Lastly, they break bread together. Jesus instructs the 70 to eat and drink whatever they provide - placing relationship and hospitality over any expectation to remain committed to God’s food laws of Jewish tradition. This is a powerful invitation to receive something unexpected from what others have to offer to you.
But Jesus’ instructions are not yet complete: he offers instructions on what to do when they are welcomed, as well as when they are not. Jesus does not call for the disciples to remain where they are not wanted. In fact, he offers them to state: “even the dust of your town that clings to our feet, we wipe off in protest against you.” Now, theologians differ on the intent of this passage. I myself find it hard to understand that in the midst of ministry work Jesus would offer words that sound full of judgement?
However, just last week our text offered a similar experience of rejection: an account of Jesus preparing to enter a city of Samaritans, who “did not receive him because his face was set toward Jerusalem.” Jesus himself was not welcomed into this city. If you recall, when this took place, the disciples offered judgement as they stated: “Lord, do you want us to command fire to come down from heaven and consume them?” And Jesus rebuked them, and they went on to another village.
Therefore why, in the very next passage would Jesus’ instructions be read as judgement?
Perhaps there is a different way to see it. You see, immediately after the instruction to wipe the dust, they are instructed to tell the city: “The kingdom of God has come near.”
This is the same message to the cities that welcome the disciples. The kingdom of God is near to them regardless of their decision to welcome the disciples into their cities.
Jesus calls the disciples to offer Peace, and when welcomed, to eat what is set before you, cure the sick who are there, and say: “the kingdom of God has come near to you.” The seventy were called to be faithful, accept the hospitality of others, and offer what God is doing through them. Jesus offers instructions and authority for the disciples to go out, to share the good news that the kingdom of God has come near, and when they returned and celebrated their success, they were instructed not to not rejoice in that authority, but to rejoice that their names are written in heaven.
They are called to offer to others, and in turn are granted themselves, a reminder of God’s continued presence and activity in the world. Church, we are in the season of Pentecost - the season in which we are reminded of the work of God through us, through the power of the Holy Spirit. By offering the presence of God to others, we have the opportunity to see and experience the work of the Holy Spirit within ourselves.

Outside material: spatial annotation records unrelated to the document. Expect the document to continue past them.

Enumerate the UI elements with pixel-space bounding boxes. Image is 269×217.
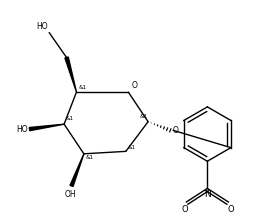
Polygon shape: [65, 57, 76, 92]
Polygon shape: [29, 124, 64, 131]
Text: O: O: [181, 205, 188, 214]
Text: O: O: [131, 81, 137, 90]
Text: O: O: [227, 205, 234, 214]
Text: HO: HO: [36, 22, 48, 31]
Text: &1: &1: [128, 145, 136, 150]
Text: O: O: [172, 126, 178, 135]
Text: &1: &1: [139, 114, 148, 119]
Text: OH: OH: [65, 190, 76, 199]
Text: N: N: [204, 190, 211, 199]
Polygon shape: [70, 154, 84, 186]
Text: &1: &1: [79, 85, 87, 90]
Text: &1: &1: [86, 155, 94, 160]
Text: &1: &1: [65, 116, 73, 121]
Text: HO: HO: [17, 125, 28, 134]
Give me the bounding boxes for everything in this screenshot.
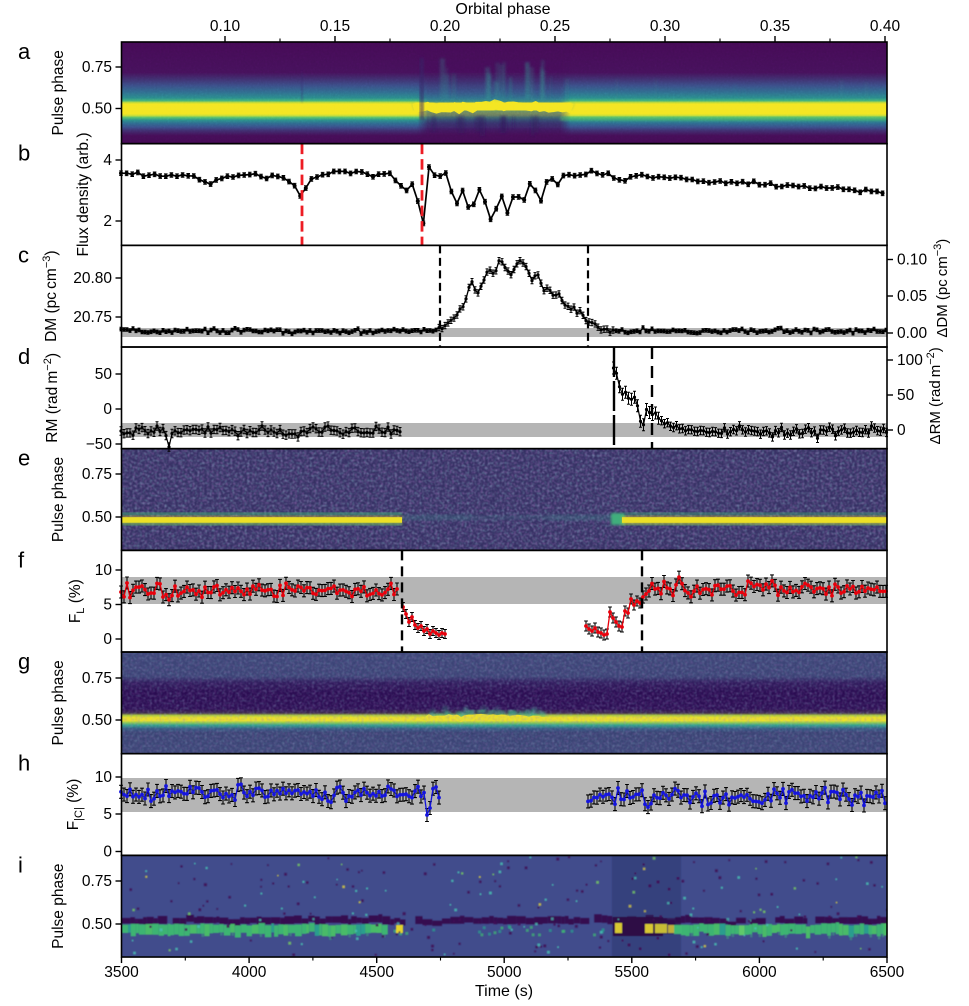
svg-text:6500: 6500 [870,964,905,981]
svg-text:3500: 3500 [104,964,139,981]
svg-text:0.20: 0.20 [430,18,461,35]
svg-text:0.75: 0.75 [82,670,112,687]
svg-text:0.50: 0.50 [82,509,113,526]
svg-text:Pulse phase: Pulse phase [50,457,67,542]
svg-text:c: c [18,242,29,267]
svg-text:5000: 5000 [487,964,522,981]
svg-text:100: 100 [897,352,923,369]
svg-text:0: 0 [103,631,112,648]
svg-text:Pulse phase: Pulse phase [50,864,67,949]
svg-text:0.10: 0.10 [897,252,928,269]
svg-text:20.75: 20.75 [73,309,112,326]
svg-text:6000: 6000 [742,964,777,981]
svg-text:0.00: 0.00 [897,325,928,342]
svg-text:10: 10 [95,562,113,579]
svg-text:ΔDM (pc cm−3): ΔDM (pc cm−3) [932,239,951,338]
svg-text:0: 0 [897,422,906,439]
svg-text:d: d [18,344,30,369]
svg-text:0: 0 [103,844,112,861]
svg-text:50: 50 [897,387,915,404]
svg-text:0.75: 0.75 [82,59,112,76]
svg-text:0.75: 0.75 [82,873,112,890]
svg-text:f: f [18,547,25,572]
svg-text:0.35: 0.35 [760,18,790,35]
svg-text:0.40: 0.40 [870,18,901,35]
svg-text:0.30: 0.30 [650,18,681,35]
svg-text:20.80: 20.80 [73,270,112,287]
svg-text:e: e [18,446,30,471]
svg-text:5: 5 [103,806,112,823]
svg-text:0.05: 0.05 [897,288,927,305]
svg-text:4500: 4500 [359,964,394,981]
svg-text:a: a [18,39,31,64]
svg-text:5500: 5500 [615,964,650,981]
svg-text:50: 50 [95,366,113,383]
svg-text:10: 10 [95,769,113,786]
svg-text:ΔRM (rad m−2): ΔRM (rad m−2) [925,347,944,444]
svg-text:−50: −50 [86,436,113,453]
svg-text:RM (rad m−2): RM (rad m−2) [42,353,61,443]
svg-text:Flux density (arb.): Flux density (arb.) [75,132,92,256]
svg-text:Pulse phase: Pulse phase [50,50,67,135]
svg-text:2: 2 [103,213,112,230]
svg-text:0.50: 0.50 [82,916,113,933]
svg-text:0.25: 0.25 [540,18,570,35]
svg-text:0: 0 [103,401,112,418]
svg-text:i: i [18,852,23,877]
svg-text:DM (pc cm−3): DM (pc cm−3) [41,250,60,341]
svg-text:4000: 4000 [232,964,267,981]
svg-text:g: g [18,649,30,674]
svg-text:b: b [18,141,30,166]
svg-text:Pulse phase: Pulse phase [50,660,67,745]
svg-text:Time (s): Time (s) [475,983,533,1000]
svg-text:4: 4 [103,152,112,169]
svg-text:0.75: 0.75 [82,466,112,483]
svg-text:Orbital phase: Orbital phase [455,1,550,18]
svg-text:0.50: 0.50 [82,712,113,729]
svg-text:5: 5 [103,597,112,614]
svg-text:h: h [18,751,30,776]
svg-text:0.50: 0.50 [82,101,113,118]
svg-text:0.10: 0.10 [210,18,241,35]
svg-text:F|C| (%): F|C| (%) [65,779,85,831]
svg-text:0.15: 0.15 [320,18,350,35]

Offering the presence of God to others brings us to the table fellowship of communion: sharing in the breaking of bread with others is important enough that through the passage Jesus instructs them not once, but twice to “eat what is set before you.” Although this could easily be overlooked in a passage this full of content, I want to pause for a moment to reflect on what it means to receive the hospitality of another. After all, isn’t that what we are doing each time we partake and receive communion? God is freely offering the blessing of Christ with us. By receiving, we are joined together in community and connection to one another. We have the opportunity to see what God is offering. Here at Royal Lane, we are diverse people, united in Christ. We come from unique perspectives and places in our lives, and join together with the common thread of thanksgiving for what God has done, and living it forward.
The invitation to us is to join in community, connection, and communion. Are you offering the Peace of Christ? May it be so.